After a group of Sussex students lost their friend on a big night out, it was anyone’s guess where she’d turn up. Luckily, they “found her a while later outside helping the bouncers ID people who were coming in.”

“I fell asleep in the loos of a nightclub” – Newcastle

This is a classic. A rite of passage. Except you usually wake up before closing time. “I fell asleep in Hobo toilets and woke up to them banging on the door as they’d shut and ended up being kicked out. Mortifying.”

“I somehow smashed the back and the front of my phone” – Sussex

“After a night out in Pryzm I blacked out and ended up inside Cheeky Chicken. I slipped over in the disabled toilets and smashed my phone on the front and back. I bruised the entirety of my right thigh and tried to sleep on the concrete floor outside.

“My friend, who wasn’t even at Pryzm had to come and collect me because I called her 100 times.” No word on if that figure’s an exaggeration, but it’s impressively with a newly-obliterated phone.

“I broke my ankle trying to do parkour in a toga during a pub crawl” – Leeds

Although that sentence sounds like it’s not real, it is. During an attempt at Leeds’ legendary Otley Run pub crawl, one student came a cropper. “It was my second week of first year and I was on an Otley Run wearing a toga made from a bed sheet.

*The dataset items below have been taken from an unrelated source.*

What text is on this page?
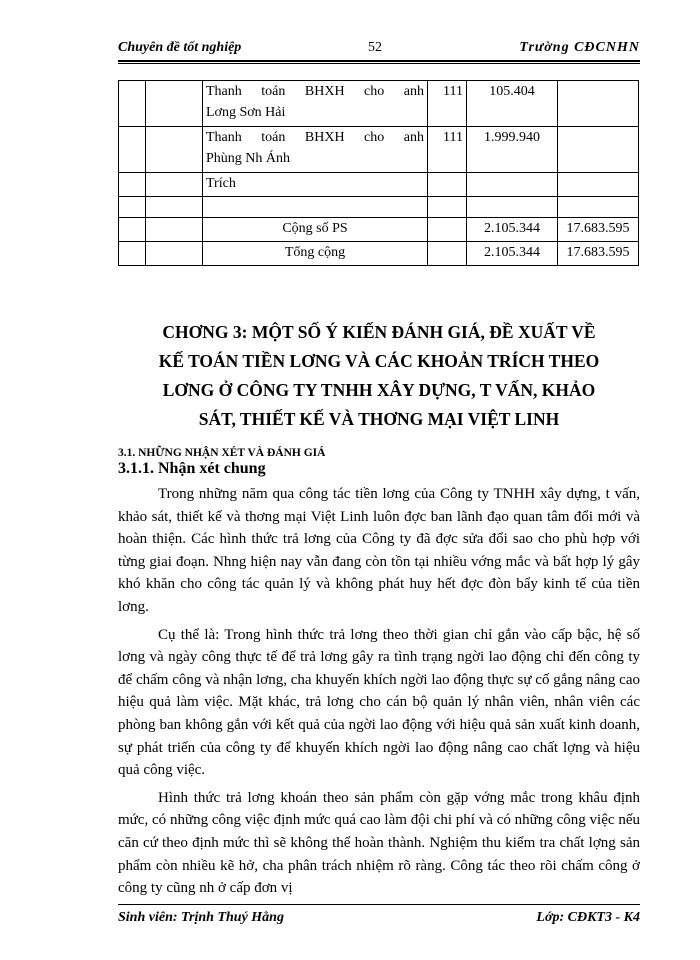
Chuyên đề tốt nghiệp	52	Trường CĐCNHN

		Thanh toán BHXH cho anh
Lơng Sơn Hải	111	105.404	

		Thanh toán BHXH cho anh
Phùng Nh Ánh	111	1.999.940	
		Trích			

		Cộng số PS		2.105.344	17.683.595
		Tổng cộng		2.105.344	17.683.595
CHƠNG 3: MỘT SỐ Ý KIẾN ĐÁNH GIÁ, ĐỀ XUẤT VỀ
KẾ TOÁN TIỀN LƠNG VÀ CÁC KHOẢN TRÍCH THEO
LƠNG Ở CÔNG TY TNHH XÂY DỰNG, T VẤN, KHẢO
SÁT, THIẾT KẾ VÀ THƠNG MẠI VIỆT LINH
3.1. NHỮNG NHẬN XÉT VÀ ĐÁNH GIÁ
3.1.1. Nhận xét chung

Trong những năm qua công tác tiền lơng của Công ty TNHH xây dựng, t vấn, khảo sát, thiết kế và thơng mại Việt Linh luôn đợc ban lãnh đạo quan tâm đổi mới và hoàn thiện. Các hình thức trả lơng của Công ty đã đợc sửa đổi sao cho phù hợp với từng giai đoạn. Nhng hiện nay vẫn đang còn tồn tại nhiều vớng mắc và bất hợp lý gây khó khăn cho công tác quản lý và không phát huy hết đợc đòn bẩy kinh tế của tiền lơng.

Cụ thể là: Trong hình thức trả lơng theo thời gian chỉ gắn vào cấp bậc, hệ số lơng và ngày công thực tế để trả lơng gây ra tình trạng ngời lao động chỉ đến công ty để chấm công và nhận lơng, cha khuyến khích ngời lao động thực sự cố gắng nâng cao hiệu quả làm việc. Mặt khác, trả lơng cho cán bộ quản lý nhân viên, nhân viên các phòng ban không gắn với kết quả của ngời lao động với hiệu quả sản xuất kinh doanh, sự phát triển của công ty để khuyến khích ngời lao động nâng cao chất lợng và hiệu quả công việc.

Hình thức trả lơng khoán theo sản phẩm còn gặp vớng mắc trong khâu định mức, có những công việc định mức quá cao làm đội chi phí và có những công việc nếu căn cứ theo định mức thì sẽ không thể hoàn thành. Nghiệm thu kiểm tra chất lợng sản phẩm còn nhiều kẽ hở, cha phân trách nhiệm rõ ràng. Công tác theo rõi chấm công ở công ty cũng nh ở cấp đơn vị

Sinh viên: Trịnh Thuý Hằng	Lớp: CĐKT3 - K4
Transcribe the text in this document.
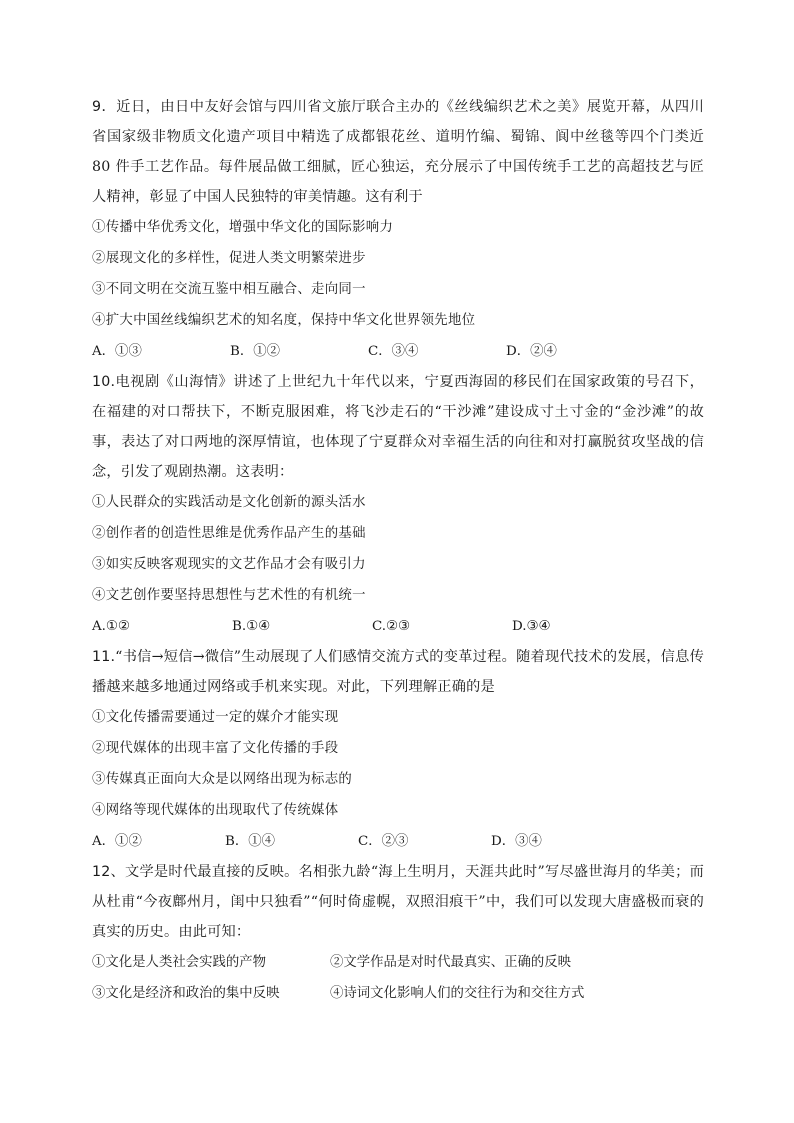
9．近日，由日中友好会馆与四川省文旅厅联合主办的《丝线编织艺术之美》展览开幕，从四川省国家级非物质文化遗产项目中精选了成都银花丝、道明竹编、蜀锦、阆中丝毯等四个门类近 80 件手工艺作品。每件展品做工细腻，匠心独运，充分展示了中国传统手工艺的高超技艺与匠人精神，彰显了中国人民独特的审美情趣。这有利于

①传播中华优秀文化，增强中华文化的国际影响力

②展现文化的多样性，促进人类文明繁荣进步

③不同文明在交流互鉴中相互融合、走向同一

④扩大中国丝线编织艺术的知名度，保持中华文化世界领先地位

A．①③	B．①②	C．③④	D．②④

10.电视剧《山海情》讲述了上世纪九十年代以来，宁夏西海固的移民们在国家政策的号召下，在福建的对口帮扶下，不断克服困难，将飞沙走石的“干沙滩”建设成寸土寸金的“金沙滩”的故事，表达了对口两地的深厚情谊，也体现了宁夏群众对幸福生活的向往和对打赢脱贫攻坚战的信念，引发了观剧热潮。这表明：

①人民群众的实践活动是文化创新的源头活水

②创作者的创造性思维是优秀作品产生的基础

③如实反映客观现实的文艺作品才会有吸引力

④文艺创作要坚持思想性与艺术性的有机统一

A.①②	B.①④	C.②③	D.③④

11.“书信→短信→微信”生动展现了人们感情交流方式的变革过程。随着现代技术的发展，信息传播越来越多地通过网络或手机来实现。对此，下列理解正确的是

①文化传播需要通过一定的媒介才能实现

②现代媒体的出现丰富了文化传播的手段

③传媒真正面向大众是以网络出现为标志的

④网络等现代媒体的出现取代了传统媒体

A．①②	B．①④	C．②③	D．③④

12、文学是时代最直接的反映。名相张九龄“海上生明月，天涯共此时”写尽盛世海月的华美；而从杜甫“今夜鄜州月，闺中只独看”“何时倚虚幌，双照泪痕干”中，我们可以发现大唐盛极而衰的真实的历史。由此可知：

①文化是人类社会实践的产物	②文学作品是对时代最真实、正确的反映
③文化是经济和政治的集中反映	④诗词文化影响人们的交往行为和交往方式
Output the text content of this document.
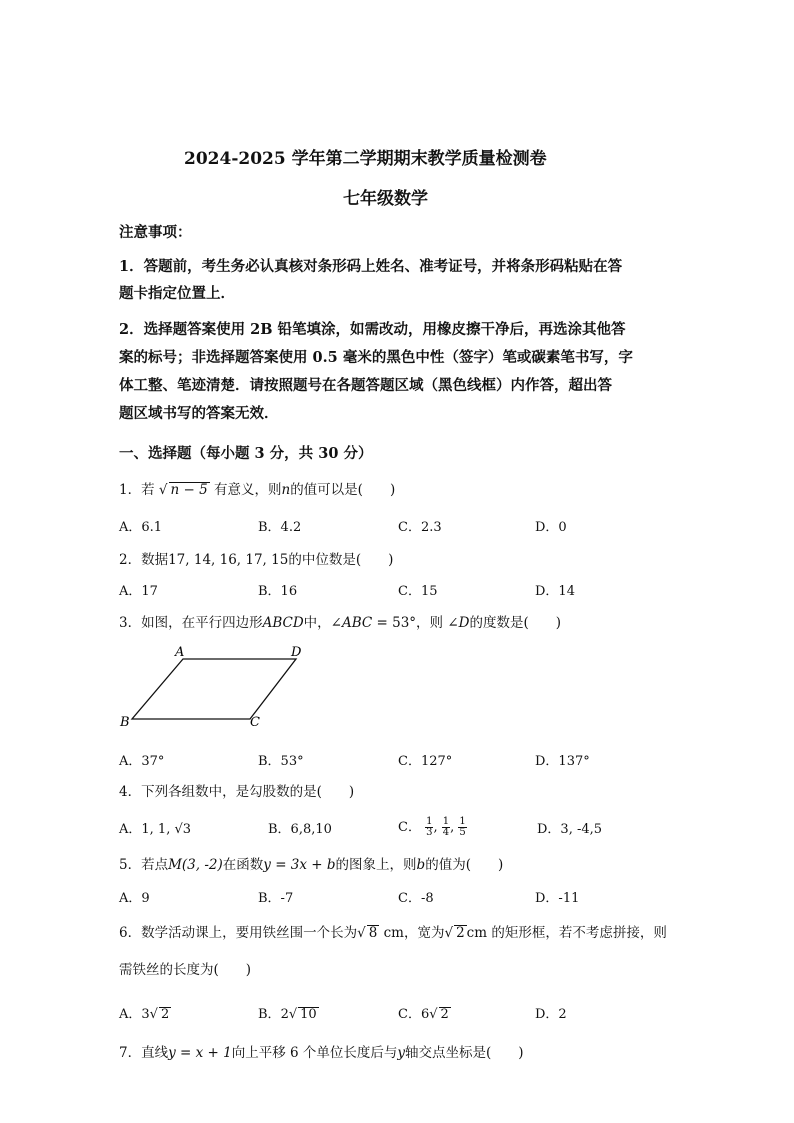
2024-2025 学年第二学期期末教学质量检测卷
七年级数学
注意事项：
1．答题前，考生务必认真核对条形码上姓名、准考证号，并将条形码粘贴在答
题卡指定位置上．
2．选择题答案使用 2B 铅笔填涂，如需改动，用橡皮擦干净后，再选涂其他答
案的标号；非选择题答案使用 0.5 毫米的黑色中性（签字）笔或碳素笔书写，字
体工整、笔迹清楚．请按照题号在各题答题区域（黑色线框）内作答，超出答
题区域书写的答案无效．
一、选择题（每小题 3 分，共 30 分）
1．若 √ n − 5 有意义，则n的值可以是(　　)
A．6.1	B．4.2	C．2.3	D．0
2．数据17, 14, 16, 17, 15的中位数是(　　)
A．17	B．16	C．15	D．14
3．如图，在平行四边形ABCD中，∠ABC = 53°，则 ∠D的度数是(　　)
A	D
B	C
A．37°	B．53°	C．127°	D．137°
4．下列各组数中，是勾股数的是(　　)
A．1, 1, √3	B．6,8,10	C． $\frac{1}{3}$ , $\frac{1}{4}$ , $\frac{1}{5}$	D．3, -4,5
5．若点M(3, -2)在函数y = 3x + b的图象上，则b的值为(　　)
A．9	B．-7	C．-8	D．-11
6．数学活动课上，要用铁丝围一个长为√ 8 cm，宽为√ 2 cm 的矩形框，若不考虑拼接，则
需铁丝的长度为(　　)
A．3√ 2	B．2√ 10	C．6√ 2	D．2
7．直线y = x + 1向上平移 6 个单位长度后与y轴交点坐标是(　　)
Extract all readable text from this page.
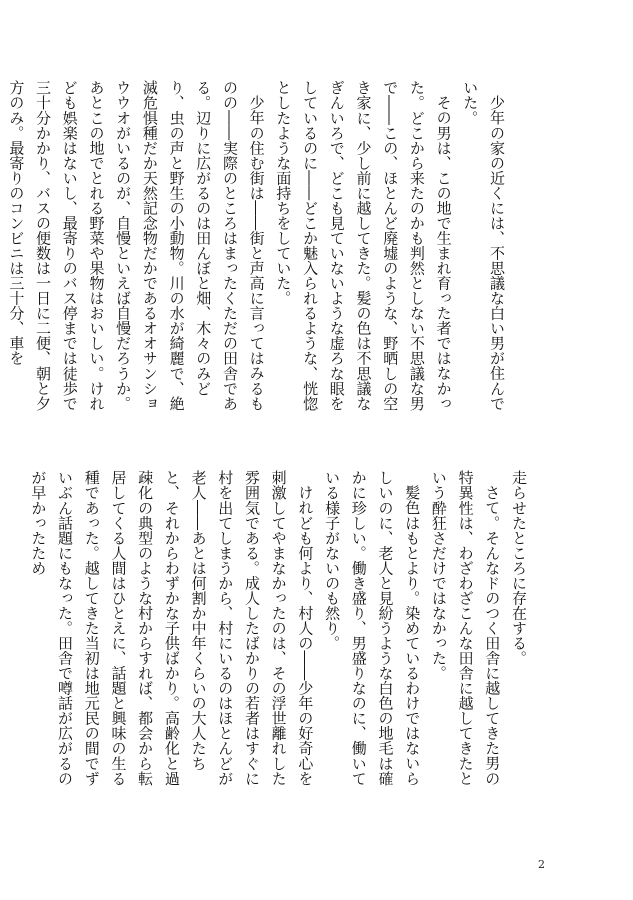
少年の家の近くには、不思議な白い男が住んでいた。

その男は、この地で生まれ育った者ではなかった。どこから来たのかも判然としない不思議な男で――この、ほとんど廃墟のような、野晒しの空き家に、少し前に越してきた。髪の色は不思議なぎんいろで、どこも見ていないような虚ろな眼をしているのに――どこか魅入られるような、恍惚としたような面持ちをしていた。

少年の住む街は――街と声高に言ってはみるものの――実際のところはまったくただの田舎である。辺りに広がるのは田んぼと畑、木々のみどり、虫の声と野生の小動物。川の水が綺麗で、絶滅危惧種だか天然記念物だかであるオオサンショウウオがいるのが、自慢といえば自慢だろうか。あとこの地でとれる野菜や果物はおいしい。けれども娯楽はないし、最寄りのバス停までは徒歩で三十分かかり、バスの便数は一日に二便、朝と夕方のみ。最寄りのコンビニは三十分、車を

走らせたところに存在する。

さて。そんなドのつく田舎に越してきた男の特異性は、わざわざこんな田舎に越してきたという酔狂さだけではなかった。

髪色はもとより。染めているわけではないらしいのに、老人と見紛うような白色の地毛は確かに珍しい。働き盛り、男盛りなのに、働いている様子がないのも然り。

けれども何より、村人の――少年の好奇心を刺激してやまなかったのは、その浮世離れした雰囲気である。成人したばかりの若者はすぐに村を出てしまうから、村にいるのはほとんどが老人――あとは何割か中年くらいの大人たちと、それからわずかな子供ばかり。高齢化と過疎化の典型のような村からすれば、都会から転居してくる人間はひとえに、話題と興味の生る種であった。越してきた当初は地元民の間でずいぶん話題にもなった。田舎で噂話が広がるのが早かったため

2
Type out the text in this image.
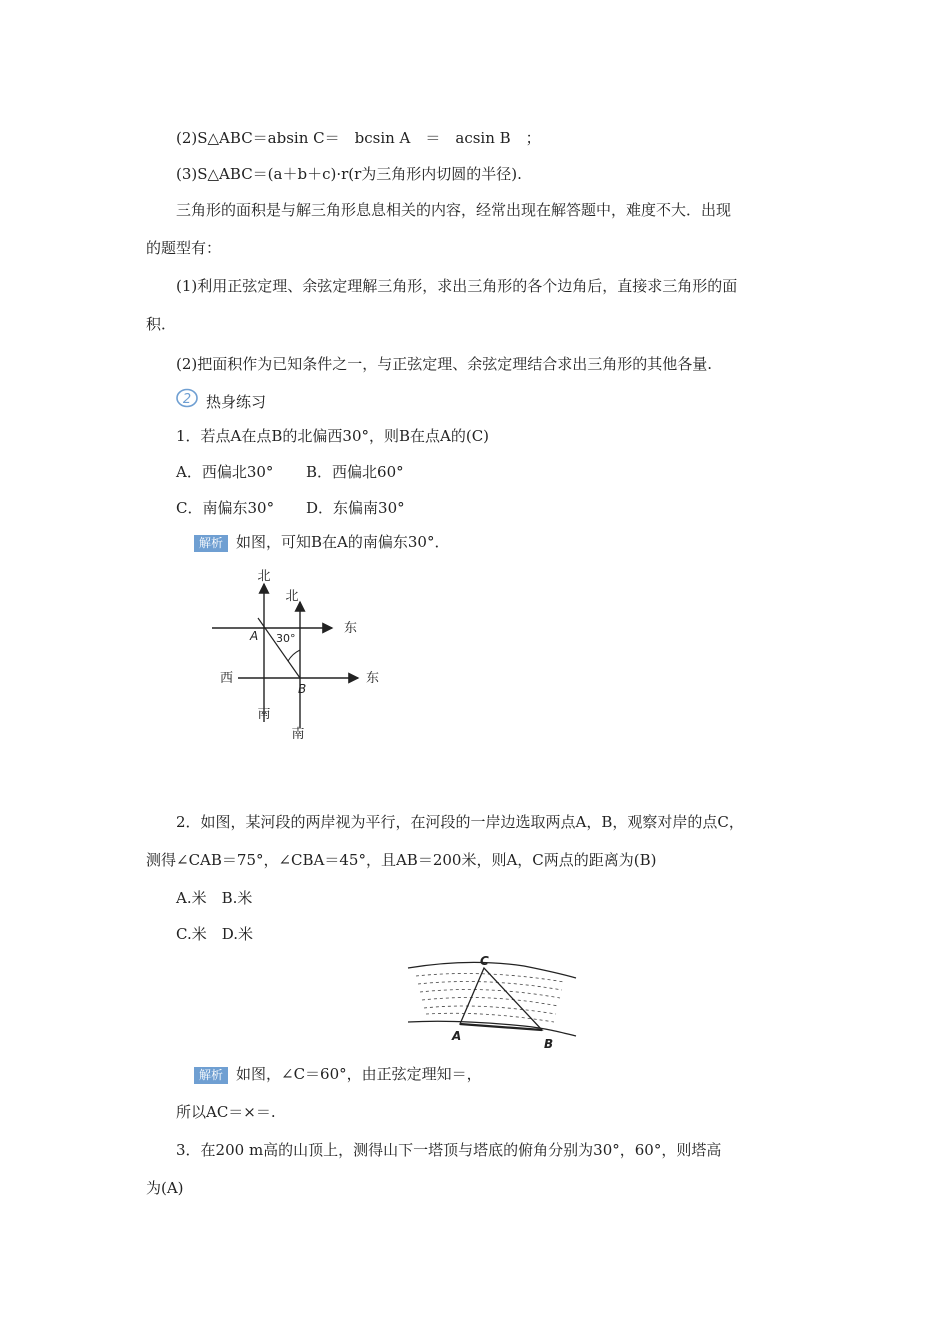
(2)S△ABC＝absin C＝　bcsin A　＝　acsin B　；
(3)S△ABC＝(a＋b＋c)·r(r为三角形内切圆的半径).
三角形的面积是与解三角形息息相关的内容，经常出现在解答题中，难度不大．出现
的题型有：
(1)利用正弦定理、余弦定理解三角形，求出三角形的各个边角后，直接求三角形的面
积．
(2)把面积作为已知条件之一，与正弦定理、余弦定理结合求出三角形的其他各量.
2 热身练习
1．若点A在点B的北偏西30°，则B在点A的(C)
A．西偏北30° B．西偏北60°
C．南偏东30° D．东偏南30°
解析 如图，可知B在A的南偏东30°．
北
北
东
东
西
南
南
A
B
30°
2．如图，某河段的两岸视为平行，在河段的一岸边选取两点A，B，观察对岸的点C，
测得∠CAB＝75°，∠CBA＝45°，且AB＝200米，则A，C两点的距离为(B)
A.米　B.米
C.米　D.米
C
A
B
解析 如图，∠C＝60°，由正弦定理知＝，
所以AC＝×＝.
3．在200 m高的山顶上，测得山下一塔顶与塔底的俯角分别为30°，60°，则塔高
为(A)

I didn’t realise it was going to be so lethal! I thought it would be a good idea to parkour along the benches near Parkinson’s. I ended up falling off the end of one, landing straight on my ankle.”

It gets worse: “My friends were laughing at me but got worried when I told them I’d heard my bone snap. A nice guy carried me back to Charles Morris and it was confirmed that I’d broken my ankle at the hospital the next day. What a cracking (literally) start to my first year.”

“My flatmate started a fire and was dancing in the smoke” – Newcastle

“My flatmate after a night out managed to set fire to a set of oven gloves on the hob after a night out. I woke up to the flat full of smoke and her dancing in the corridor as if it was a smoke machine in Cosmic.” You’d probably move out wouldn’t you.

“My flatmate got CPR at the SU whilst the Courteeners played” – Leeds

“My flatmate almost died to ‘Not Nineteen Forever’. It was like two weeks into first term of first year and we were headed to Fruity early to get paper tickets. When we got there my flatmate Jess (who has just turned 19) wanted to dance in Terrace. Within five mins of dancing she felt so sick, so ran to the toilets. She fell down the stairs on the way and then passed out in the toilets. I had to call the paramedics and after about four hours of her coming in and out of consciousness, she had three rounds of CPR. All this, to the tune of the Courteeners ‘Not Nineteen Forever’ playing in Stylus.

“We eventually had to go to the hospital overnight and I slept on a plastic hospital chair. When we wandered back through campus in the morning, it was an open day. We got some funny looks from judgy parents.”